I have a fascination with this theme and written more than a few Postcards about the merits of embracing our mortality – okay, perhaps accepting is a more comfortable word – and doing something about it, … now. With sunny titles like The Dead and the Dying and Prepare to Die I’m starting feel like Mr. Grim myself. But Rosh Hoshanah, starting today, offers another kitchen tradition for us all - from Jews to heretics like myself - to gather at the table, share in our good fortunes, and imagine what we’ll talk about at the next annual gathering.

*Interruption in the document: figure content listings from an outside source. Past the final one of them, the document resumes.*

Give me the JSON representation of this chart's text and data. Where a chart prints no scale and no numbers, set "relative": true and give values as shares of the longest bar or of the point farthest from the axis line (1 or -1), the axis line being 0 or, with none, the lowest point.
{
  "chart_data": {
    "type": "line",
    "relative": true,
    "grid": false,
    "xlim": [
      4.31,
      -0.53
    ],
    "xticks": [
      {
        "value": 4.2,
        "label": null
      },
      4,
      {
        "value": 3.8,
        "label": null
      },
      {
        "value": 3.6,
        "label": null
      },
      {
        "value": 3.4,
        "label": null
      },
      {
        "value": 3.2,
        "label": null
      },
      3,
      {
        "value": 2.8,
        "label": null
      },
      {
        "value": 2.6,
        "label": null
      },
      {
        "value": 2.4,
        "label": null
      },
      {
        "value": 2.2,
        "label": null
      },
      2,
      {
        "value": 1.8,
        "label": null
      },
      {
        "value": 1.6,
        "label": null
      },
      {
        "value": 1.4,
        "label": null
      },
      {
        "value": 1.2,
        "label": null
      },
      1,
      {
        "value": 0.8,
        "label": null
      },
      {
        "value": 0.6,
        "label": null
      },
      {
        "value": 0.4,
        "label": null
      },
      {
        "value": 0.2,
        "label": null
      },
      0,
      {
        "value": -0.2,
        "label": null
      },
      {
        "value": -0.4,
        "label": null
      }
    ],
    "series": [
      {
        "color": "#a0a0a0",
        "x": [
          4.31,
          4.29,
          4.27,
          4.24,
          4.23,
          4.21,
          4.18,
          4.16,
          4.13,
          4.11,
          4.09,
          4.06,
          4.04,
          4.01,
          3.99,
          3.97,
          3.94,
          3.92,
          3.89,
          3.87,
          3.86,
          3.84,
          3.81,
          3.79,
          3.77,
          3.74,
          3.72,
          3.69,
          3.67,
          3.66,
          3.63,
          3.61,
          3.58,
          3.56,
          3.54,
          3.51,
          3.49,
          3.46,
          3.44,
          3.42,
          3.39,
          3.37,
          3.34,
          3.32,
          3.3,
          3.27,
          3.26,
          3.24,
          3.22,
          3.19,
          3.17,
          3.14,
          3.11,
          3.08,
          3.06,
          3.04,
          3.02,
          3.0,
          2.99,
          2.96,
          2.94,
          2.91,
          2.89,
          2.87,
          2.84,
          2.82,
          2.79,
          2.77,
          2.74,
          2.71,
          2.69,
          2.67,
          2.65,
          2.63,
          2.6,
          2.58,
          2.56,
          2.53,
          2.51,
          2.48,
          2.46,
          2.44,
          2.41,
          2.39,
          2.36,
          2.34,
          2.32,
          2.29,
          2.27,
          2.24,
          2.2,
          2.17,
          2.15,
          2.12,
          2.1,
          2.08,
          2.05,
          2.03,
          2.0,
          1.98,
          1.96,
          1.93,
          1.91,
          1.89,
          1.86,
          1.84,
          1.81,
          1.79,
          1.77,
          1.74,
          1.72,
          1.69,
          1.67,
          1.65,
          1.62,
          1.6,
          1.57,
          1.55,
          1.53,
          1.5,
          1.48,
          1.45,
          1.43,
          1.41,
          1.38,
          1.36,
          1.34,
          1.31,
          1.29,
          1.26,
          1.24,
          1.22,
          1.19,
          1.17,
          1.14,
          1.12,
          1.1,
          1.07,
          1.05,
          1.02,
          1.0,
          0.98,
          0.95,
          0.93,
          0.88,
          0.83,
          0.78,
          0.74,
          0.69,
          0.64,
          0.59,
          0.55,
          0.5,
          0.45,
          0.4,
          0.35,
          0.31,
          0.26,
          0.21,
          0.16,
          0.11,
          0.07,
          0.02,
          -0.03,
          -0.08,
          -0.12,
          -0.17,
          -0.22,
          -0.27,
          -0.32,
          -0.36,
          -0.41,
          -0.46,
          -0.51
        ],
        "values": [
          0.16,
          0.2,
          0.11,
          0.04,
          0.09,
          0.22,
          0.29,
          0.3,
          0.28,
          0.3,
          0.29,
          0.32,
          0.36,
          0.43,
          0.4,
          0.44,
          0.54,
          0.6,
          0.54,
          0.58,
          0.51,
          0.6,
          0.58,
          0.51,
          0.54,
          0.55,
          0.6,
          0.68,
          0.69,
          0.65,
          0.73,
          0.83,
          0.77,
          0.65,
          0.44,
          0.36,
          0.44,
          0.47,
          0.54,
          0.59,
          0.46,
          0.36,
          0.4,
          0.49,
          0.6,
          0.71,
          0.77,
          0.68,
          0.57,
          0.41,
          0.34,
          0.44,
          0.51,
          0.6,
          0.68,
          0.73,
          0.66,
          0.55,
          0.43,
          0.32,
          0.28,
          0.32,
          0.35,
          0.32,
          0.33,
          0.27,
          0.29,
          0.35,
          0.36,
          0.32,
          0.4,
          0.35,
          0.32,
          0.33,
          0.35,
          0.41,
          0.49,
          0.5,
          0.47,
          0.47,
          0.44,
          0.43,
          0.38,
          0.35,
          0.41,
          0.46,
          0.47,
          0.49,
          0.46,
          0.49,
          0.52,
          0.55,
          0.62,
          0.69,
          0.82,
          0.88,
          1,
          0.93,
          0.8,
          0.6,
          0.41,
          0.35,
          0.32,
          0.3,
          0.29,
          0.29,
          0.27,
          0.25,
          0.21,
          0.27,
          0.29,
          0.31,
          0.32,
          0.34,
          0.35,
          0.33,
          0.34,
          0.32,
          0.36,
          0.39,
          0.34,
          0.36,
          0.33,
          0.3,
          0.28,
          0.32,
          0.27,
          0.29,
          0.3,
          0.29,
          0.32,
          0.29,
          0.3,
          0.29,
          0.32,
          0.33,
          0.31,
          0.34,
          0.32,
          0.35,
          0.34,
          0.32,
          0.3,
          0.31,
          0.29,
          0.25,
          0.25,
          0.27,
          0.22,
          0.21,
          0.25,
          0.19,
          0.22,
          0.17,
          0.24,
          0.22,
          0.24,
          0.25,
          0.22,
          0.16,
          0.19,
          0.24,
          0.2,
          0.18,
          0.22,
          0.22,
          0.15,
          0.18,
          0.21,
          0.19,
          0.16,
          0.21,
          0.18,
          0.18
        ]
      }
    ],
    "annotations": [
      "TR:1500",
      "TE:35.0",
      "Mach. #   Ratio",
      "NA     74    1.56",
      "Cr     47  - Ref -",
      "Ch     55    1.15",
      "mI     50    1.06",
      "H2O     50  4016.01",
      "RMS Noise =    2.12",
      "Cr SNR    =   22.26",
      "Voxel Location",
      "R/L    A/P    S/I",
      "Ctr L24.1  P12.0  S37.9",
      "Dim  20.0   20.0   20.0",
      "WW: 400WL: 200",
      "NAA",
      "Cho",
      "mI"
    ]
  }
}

On a more reverent note, today also marks the 1 year anniversary of the death of Mahsa Amini, brutally murdered by the morality police in Tehran for the sin of not having her hair properly covered in public. She was a country girl with big dreams. College and law school and who knows what more. She had just stepped off the bus that sunny morning in Tehran. I imagine her small-town wonder at this big bustling city and all of its possibilities, the cafes and bazaars and city sounds and people, … the buzz and energy. This was taken from her, and her gift was taken from us.
We cannot forget Mahsa, or Jina as she was known to her Kurdish family. We must keep that candle burning bright as a torch, not only to her but all the women in this world suffering from the oppression of righteous men who know just how to keep them in their goddam place.
Like most of us I was deeply shaken by this unjust tragedy, and I wrote a song for Mahsa the next day called Little Bird (click here to listen).
Little bird with the broken wing, fly fly away.